Малфой ворвался в следующую высокую арку и вдруг остановился, взглянув на убогое убранство очередного зала. Внезапно внутренности защекотало, и к горлу подступила тошнота. Драко дотронулся до своего лба, мгновенно покрывшегося испариной, и, словно пытаясь отыскать невидимого врага, притаившегося где-то поблизости, вознёс глаза вверх. Над закопчённым, давно не вычищавшимся камином висел огромный портрет первого из Малфоев. В чёрной бархатной мантии и с тростью, на которой лежали костлявые пальцы, облачённые в тяжёлые перстни, Арманд выглядел устрашающе и великолепно. Такой же безупречный, такой же бесцветно-белоснежный, как и любой Малфой, он мрачно взирал на потомка, и его заострённое лицо было строго, как у мертвеца. У Драко перехватило дыхание, он по наитию выпрямился и расправил плечи, чтобы уподобиться образцу чистокровности. Но портрет был недвижим, как и каждая пылинка вокруг, и только ветер, запутавшийся в дымоходе, стонал из грязной каминной пасти.

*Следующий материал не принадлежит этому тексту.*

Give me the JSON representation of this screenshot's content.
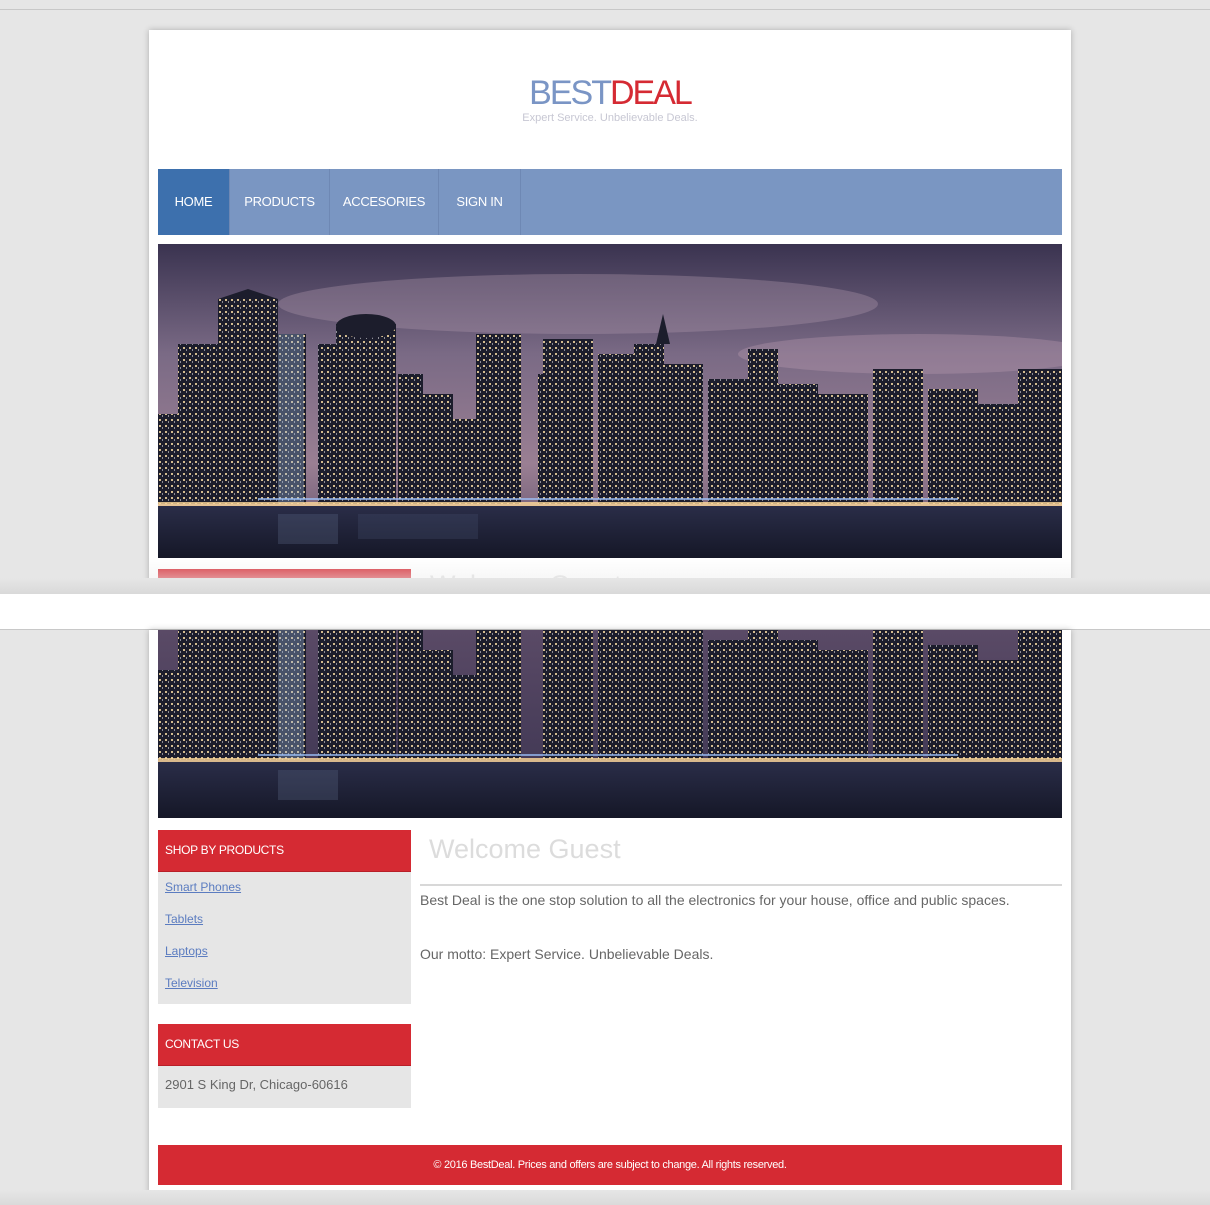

Малфой сделал шаг так же резко, как и замер, и уже не останавливался вплоть до высоких резных дверей, ведущих в главную столовую. Входя, он почувствовал, как чуть более тёплый воздух обдаёт лицо. В огромной не по назначению зале затопили камин, но огонь в нём был каким-то жалким, вялым и тусклым.
— Отец, — глухое приветствие эхом взвилось к потолку.
Люциус Малфой поднял голову, и его глубоко запавшие светлые глаза нетерпеливо врезались в прямую фигуру сына.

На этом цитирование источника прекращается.